Evangelho: Mt 15, 21-28
21 Partindo dali, Jesus retirou-Se para a região de Tiro e de Sidónia. 22
E eis que uma mulher cananeia, que viera daqueles arredores, gritou: «Senhor,
Filho de David, tem piedade de mim! Minha filha está cruelmente atormentada
pelo demónio». 23 Ele, porém, não lhe respondeu palavra.
Aproximando-se Seus discípulos, pediram-Lhe: «Despede-a, porque vem gritando
atrás de nós». 24 Ele respondeu: «Eu não fui enviado senão às
ovelhas perdidas da casa de Israel». 25 Ela, porém, veio e
prostrou-se diante d'Ele, dizendo: «Senhor, valei-me». 26 Ele
respondeu: «Não é bom tomar o pão dos filhos e lançá-lo aos cães». 27
Ela replicou: «Assim é, Senhor, mas também os cachorrinhos comem das migalhas
que caem da mesa dos seus donos». 28 Então Jesus disse-lhe: «Ó
mulher, grande é a tua fé! Seja-te feito como queres». E, desde aquela hora, a
sua filha ficou curada.
Comentário:
A humildade pessoal
vence sempre o Coração de Jesus!
Como neste caso:
longe de argumentar contra a “classificação” que os judeus atribuíam aos
Cananeus, a mulher como que “faz ver” a Cristo que a sua condição não a inibe
de esperar ser atendida por aquele que, sem dúvida alguma, considera seu
“dono”.
O resultado: um dos
elogios mais veementes do Jesus Cristo e, claro, a obtenção do que Lhe pede.

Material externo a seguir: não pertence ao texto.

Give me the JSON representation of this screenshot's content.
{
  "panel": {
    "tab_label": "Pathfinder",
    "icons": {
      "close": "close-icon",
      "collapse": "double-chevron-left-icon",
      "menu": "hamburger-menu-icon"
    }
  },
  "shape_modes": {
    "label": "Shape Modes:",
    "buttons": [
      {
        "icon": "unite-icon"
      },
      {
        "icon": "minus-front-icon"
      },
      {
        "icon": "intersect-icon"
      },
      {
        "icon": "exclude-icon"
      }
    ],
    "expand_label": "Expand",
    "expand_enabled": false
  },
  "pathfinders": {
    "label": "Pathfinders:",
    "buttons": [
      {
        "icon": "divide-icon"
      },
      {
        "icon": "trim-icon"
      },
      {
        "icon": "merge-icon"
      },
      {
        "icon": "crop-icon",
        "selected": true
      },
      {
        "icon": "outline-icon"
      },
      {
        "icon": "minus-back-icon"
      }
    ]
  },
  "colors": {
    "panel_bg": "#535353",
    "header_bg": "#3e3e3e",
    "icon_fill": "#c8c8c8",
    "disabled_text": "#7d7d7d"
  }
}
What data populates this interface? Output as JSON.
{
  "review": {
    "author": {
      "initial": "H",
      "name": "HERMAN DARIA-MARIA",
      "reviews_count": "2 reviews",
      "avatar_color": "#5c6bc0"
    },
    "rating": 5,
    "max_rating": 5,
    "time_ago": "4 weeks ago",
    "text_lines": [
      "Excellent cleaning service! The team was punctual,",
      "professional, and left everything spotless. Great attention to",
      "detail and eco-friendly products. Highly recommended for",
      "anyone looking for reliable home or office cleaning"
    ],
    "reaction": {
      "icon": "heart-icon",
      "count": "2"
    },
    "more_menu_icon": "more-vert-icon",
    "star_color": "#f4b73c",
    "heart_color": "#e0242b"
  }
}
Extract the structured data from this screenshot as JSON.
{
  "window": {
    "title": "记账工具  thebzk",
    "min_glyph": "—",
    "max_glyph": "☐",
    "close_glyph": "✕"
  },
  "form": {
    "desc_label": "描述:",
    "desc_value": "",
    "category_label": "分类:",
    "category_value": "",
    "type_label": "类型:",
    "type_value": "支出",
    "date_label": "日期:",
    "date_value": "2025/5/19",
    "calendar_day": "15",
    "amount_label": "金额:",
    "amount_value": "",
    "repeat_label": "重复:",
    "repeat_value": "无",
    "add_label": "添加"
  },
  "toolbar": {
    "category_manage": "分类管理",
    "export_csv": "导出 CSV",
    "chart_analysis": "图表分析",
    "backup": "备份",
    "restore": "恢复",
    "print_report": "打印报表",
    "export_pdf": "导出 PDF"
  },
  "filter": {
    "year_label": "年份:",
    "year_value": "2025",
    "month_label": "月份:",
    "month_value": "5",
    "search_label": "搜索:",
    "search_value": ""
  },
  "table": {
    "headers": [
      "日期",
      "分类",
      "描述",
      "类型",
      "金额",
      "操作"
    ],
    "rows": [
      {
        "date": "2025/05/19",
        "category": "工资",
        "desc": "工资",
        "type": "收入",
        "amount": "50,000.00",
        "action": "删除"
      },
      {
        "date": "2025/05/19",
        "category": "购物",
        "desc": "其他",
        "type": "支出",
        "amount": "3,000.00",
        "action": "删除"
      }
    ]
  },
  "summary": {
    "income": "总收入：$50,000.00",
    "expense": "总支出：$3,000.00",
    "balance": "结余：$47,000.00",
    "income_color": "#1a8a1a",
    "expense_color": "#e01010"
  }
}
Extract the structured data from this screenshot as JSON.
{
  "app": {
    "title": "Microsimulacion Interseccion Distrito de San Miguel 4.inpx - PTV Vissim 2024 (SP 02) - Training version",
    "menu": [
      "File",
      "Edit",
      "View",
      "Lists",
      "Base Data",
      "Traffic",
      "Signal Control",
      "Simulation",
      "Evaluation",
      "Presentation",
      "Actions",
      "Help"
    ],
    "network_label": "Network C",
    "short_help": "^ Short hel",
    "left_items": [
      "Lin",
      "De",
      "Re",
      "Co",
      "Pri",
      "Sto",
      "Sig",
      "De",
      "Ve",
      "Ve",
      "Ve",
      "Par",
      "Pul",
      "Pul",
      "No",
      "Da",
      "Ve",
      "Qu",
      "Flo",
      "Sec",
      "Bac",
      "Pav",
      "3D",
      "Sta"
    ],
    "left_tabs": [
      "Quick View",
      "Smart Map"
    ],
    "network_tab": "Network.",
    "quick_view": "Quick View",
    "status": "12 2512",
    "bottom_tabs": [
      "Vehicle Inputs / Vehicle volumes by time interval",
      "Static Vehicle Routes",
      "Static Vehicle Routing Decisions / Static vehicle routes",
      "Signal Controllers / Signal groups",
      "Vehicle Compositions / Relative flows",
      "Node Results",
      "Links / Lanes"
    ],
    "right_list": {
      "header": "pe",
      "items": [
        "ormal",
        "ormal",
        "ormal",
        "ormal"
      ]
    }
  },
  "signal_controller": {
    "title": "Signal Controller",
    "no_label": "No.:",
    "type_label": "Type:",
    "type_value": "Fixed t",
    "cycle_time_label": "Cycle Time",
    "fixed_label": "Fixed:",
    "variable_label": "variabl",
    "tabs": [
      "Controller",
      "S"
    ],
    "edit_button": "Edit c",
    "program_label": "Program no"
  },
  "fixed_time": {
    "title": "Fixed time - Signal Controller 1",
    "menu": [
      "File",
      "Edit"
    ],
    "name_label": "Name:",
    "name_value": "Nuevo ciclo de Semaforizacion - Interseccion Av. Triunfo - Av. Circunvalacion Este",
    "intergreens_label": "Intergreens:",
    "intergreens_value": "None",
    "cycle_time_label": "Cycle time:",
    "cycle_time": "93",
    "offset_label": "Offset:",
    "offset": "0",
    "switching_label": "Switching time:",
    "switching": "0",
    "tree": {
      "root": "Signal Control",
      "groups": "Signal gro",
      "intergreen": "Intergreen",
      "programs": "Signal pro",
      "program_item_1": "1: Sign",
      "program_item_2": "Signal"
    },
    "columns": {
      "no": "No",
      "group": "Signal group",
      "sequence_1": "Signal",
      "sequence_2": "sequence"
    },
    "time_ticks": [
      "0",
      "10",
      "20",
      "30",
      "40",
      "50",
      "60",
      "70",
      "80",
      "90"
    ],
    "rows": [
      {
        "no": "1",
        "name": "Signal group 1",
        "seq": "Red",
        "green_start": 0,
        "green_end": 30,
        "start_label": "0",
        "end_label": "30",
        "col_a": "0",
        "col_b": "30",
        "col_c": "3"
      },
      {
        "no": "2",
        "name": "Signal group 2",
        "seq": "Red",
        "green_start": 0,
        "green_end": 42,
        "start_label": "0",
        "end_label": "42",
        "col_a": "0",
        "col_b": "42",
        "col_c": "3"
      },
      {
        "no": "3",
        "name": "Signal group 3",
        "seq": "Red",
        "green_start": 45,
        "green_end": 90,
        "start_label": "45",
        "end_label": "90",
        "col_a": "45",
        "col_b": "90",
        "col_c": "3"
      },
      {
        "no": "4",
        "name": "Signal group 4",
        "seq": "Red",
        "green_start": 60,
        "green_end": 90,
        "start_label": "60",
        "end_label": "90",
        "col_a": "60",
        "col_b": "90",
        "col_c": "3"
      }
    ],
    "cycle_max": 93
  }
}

(ama, comentário sobre Mt 15, 21-28, 2014.05.26)
Leitura espiritual
Magistério
cardeal joseph ratzinger
Algumas perguntas pessoais
…/9
Igreja da Cruz.
Jesus fracassou?
Com
certeza, não teve sucesso no sentido em que o tiveram César ou Alexandre Magno.
De um ponto de vista puramente terreno, inicialmente pareceu que tinha
fracassado: morreu, foi abandonado por quase todos e condenado pelas suas
palavras. A resposta do povo à sua mensagem não foi adesão, mas crucifixão.
Diante de um final assim, teremos de reconhecer que "sucesso" não é
um dos nomes de Deus e que não é cristão basear-se em sucessos externos ou em
números.
Os
caminhos de Deus são diferentes dos nossos: o seu sucesso vem pela Cruz e está
sempre sob esse sinal.
Se
dirigirmos o olhar para trás e observarmos a História, teremos de dizer que o
que nos impressiona não é a Igreja daqueles que tiveram sucesso: a Igreja dos
Papas senhores do mundo [com poder temporal] ou a Igreja daqueles que tiveram
de enfrentar o mundo. A Igreja que nos impressiona e que nos leva a crer é a
Igreja dos sofredores, a Igreja que perseverou com fortaleza e nos dá
esperança. Ainda hoje essa Igreja é o sinal de que Deus existe e de que o homem
não é só um fracasso, mas pode ser salvo
[i].
Poder e amor.
A
teologia do pequeno [dos humildes] é uma categoria fundamental do ser cristão.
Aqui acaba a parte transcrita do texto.